Editor—Neonatal paracetamol poisoning is rare. To date, there have been no definitive therapeutic guidelines for its management. We describe the successful use of N-acetylcysteine in the management of a term infant who had transplacentally acquired paracetamol poisoning.

A 2.88 kg term infant was born at home to an 18 year old single mother. Five hours after delivery the mother admitted to taking about 40 tablets (20 g) of paracetamol three hours before delivery. Investigations performed on both mother and baby nine hours after ingestion confirmed the presence of significantly high serum concentratios of paracetamol (table 1). The mother’s liver enzymes and coagulation profile were both normal. The infant, however, had evidence of hepatotoxicity with a prolonged International Normalised Prothrombin Ratio (INR) of 3, increased liver enzymes, and hypoglycaemia (blood glucose 2 mmol/l) (table 1). At admission to our unit, N-acetylcysteine was given according to the following protocol:150 mg/kg in 5% dextrose over 30 minutes, then 50 mg/kg in 5% dextrose over 4 hours, then 100 mg/kg in 5% dextrose/24 hours until the INR returned to normal.

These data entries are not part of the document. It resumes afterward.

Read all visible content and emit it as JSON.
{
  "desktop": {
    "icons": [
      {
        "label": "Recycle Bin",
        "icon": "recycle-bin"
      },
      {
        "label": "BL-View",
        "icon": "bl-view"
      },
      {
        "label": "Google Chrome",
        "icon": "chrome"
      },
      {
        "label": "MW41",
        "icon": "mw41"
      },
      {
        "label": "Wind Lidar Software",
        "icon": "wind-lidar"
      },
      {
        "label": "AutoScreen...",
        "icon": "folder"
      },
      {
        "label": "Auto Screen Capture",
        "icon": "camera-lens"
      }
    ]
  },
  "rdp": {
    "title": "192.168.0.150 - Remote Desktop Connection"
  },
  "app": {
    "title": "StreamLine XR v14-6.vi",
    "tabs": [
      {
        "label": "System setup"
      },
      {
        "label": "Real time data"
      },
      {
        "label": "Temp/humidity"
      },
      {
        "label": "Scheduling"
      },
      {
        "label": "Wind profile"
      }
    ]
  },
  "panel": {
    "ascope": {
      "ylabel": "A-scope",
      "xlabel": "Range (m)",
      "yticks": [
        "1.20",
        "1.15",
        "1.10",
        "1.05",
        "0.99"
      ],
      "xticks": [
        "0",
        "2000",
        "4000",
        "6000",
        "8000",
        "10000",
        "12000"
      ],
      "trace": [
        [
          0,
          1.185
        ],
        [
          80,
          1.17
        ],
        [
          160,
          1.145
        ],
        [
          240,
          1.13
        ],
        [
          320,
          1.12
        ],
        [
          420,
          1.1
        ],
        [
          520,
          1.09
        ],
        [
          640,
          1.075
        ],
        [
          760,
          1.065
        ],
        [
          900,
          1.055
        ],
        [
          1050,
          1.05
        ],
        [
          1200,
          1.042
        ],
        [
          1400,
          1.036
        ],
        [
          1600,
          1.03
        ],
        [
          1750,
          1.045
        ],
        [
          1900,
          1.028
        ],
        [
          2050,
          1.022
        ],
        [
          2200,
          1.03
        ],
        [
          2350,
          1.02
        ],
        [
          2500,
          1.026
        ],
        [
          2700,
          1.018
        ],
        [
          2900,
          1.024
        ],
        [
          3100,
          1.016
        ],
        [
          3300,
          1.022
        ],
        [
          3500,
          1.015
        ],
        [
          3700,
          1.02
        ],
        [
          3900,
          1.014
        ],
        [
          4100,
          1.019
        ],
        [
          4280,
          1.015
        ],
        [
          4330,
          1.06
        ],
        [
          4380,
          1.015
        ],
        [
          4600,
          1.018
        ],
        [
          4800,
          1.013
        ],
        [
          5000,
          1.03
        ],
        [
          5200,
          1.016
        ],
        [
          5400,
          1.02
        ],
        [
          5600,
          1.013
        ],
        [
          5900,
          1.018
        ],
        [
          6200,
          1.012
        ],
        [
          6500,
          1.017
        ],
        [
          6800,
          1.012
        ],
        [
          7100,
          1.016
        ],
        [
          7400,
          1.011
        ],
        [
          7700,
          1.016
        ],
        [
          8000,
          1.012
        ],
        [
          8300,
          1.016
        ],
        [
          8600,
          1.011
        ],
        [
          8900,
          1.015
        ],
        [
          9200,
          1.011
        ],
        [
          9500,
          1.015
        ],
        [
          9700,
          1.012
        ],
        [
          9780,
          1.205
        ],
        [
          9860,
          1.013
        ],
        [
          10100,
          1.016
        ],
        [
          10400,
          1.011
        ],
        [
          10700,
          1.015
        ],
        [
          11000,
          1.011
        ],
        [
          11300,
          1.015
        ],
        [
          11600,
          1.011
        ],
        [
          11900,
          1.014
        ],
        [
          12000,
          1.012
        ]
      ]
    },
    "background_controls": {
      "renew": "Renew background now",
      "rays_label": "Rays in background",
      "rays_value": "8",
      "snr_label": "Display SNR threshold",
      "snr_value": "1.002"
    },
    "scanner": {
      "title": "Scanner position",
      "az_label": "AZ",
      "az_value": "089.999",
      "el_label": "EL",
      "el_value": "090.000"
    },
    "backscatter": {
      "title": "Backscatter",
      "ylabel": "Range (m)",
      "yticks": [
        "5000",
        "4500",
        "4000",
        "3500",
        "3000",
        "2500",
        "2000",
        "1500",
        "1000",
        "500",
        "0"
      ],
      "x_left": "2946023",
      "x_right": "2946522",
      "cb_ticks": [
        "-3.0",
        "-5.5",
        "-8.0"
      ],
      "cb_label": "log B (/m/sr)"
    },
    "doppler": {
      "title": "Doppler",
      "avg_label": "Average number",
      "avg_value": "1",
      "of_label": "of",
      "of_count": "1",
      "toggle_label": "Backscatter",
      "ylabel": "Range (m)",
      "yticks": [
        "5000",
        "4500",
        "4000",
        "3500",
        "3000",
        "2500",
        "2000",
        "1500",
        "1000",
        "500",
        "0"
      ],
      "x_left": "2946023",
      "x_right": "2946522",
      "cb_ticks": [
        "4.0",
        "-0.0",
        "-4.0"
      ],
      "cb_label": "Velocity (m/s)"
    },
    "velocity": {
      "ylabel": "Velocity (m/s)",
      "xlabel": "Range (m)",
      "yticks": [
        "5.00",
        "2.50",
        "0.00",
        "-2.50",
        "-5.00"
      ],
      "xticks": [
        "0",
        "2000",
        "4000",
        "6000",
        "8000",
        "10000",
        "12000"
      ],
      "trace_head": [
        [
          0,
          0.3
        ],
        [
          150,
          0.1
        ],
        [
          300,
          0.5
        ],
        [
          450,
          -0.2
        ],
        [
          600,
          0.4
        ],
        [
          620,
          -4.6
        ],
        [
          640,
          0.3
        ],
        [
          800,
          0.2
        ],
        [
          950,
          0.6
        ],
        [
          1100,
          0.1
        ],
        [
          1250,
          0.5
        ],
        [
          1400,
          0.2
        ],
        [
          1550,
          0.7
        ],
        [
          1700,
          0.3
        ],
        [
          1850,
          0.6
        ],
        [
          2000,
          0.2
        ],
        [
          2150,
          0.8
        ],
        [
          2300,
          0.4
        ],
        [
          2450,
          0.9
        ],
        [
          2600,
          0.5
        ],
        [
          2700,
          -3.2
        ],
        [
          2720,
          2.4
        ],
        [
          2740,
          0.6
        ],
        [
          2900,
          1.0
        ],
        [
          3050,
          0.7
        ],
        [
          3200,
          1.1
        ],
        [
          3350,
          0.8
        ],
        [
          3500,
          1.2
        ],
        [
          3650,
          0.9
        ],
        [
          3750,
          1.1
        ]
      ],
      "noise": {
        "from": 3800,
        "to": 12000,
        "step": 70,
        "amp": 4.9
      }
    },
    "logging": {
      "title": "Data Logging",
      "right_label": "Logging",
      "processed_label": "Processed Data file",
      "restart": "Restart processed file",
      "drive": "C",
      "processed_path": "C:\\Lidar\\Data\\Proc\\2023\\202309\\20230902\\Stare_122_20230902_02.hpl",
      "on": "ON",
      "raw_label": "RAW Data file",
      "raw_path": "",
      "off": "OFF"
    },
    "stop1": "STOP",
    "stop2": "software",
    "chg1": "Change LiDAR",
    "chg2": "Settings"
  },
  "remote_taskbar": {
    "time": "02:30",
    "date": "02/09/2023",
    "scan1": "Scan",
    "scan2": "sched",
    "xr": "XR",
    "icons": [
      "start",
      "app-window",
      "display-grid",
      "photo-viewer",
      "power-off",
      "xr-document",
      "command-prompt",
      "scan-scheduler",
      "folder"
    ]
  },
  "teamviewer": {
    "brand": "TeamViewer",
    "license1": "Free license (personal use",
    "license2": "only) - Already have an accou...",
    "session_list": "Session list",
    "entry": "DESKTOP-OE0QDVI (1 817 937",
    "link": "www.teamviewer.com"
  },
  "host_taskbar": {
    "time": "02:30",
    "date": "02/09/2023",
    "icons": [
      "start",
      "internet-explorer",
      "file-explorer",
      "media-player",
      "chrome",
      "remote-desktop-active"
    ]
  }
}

The infant was mildly jaundiced (day 1 of life), alert, without enlarged liver and spleen or evidence of a bleeding diathesis. Serial investigations showed a gradual fall in the serum paracetamol concentration. N-acetylcysteine was continued until the INR returned to normal. Urine output was good and the infant remained active. The synthetic function of liver showed gradual improvement with normalisation of INR at 48 hours. The infant was discharged well on day 7 of life.

Even though no guidelines on safe limits for paracetamol overdose in neonates have been established, it would be safe to use those in use for older children, while erring on the side of caution. The beneficial effects of N-acetylcysteine for paracetamol overdose have been documented in infants and children,1-3 but there is no published evidence of its use in the management of neonatal paracetamol overdose. Exchange transfusions have been used,4 5 but increase the potential for a rebound increase in blood concentrations, necessitating repeat exchange transfusions, because of tissue sequestration of paracetamol.

N-acetylcysteine is a relatively safe drug, an effective antidote for paracetamol, and because of its antioxidant effect, has also been used in the management of non-paracetamol fulminant liver failure.6 We suggest that N-acetylcysteine should continue to be used in neonatal paracetamol poisoning until the INR returns to normal.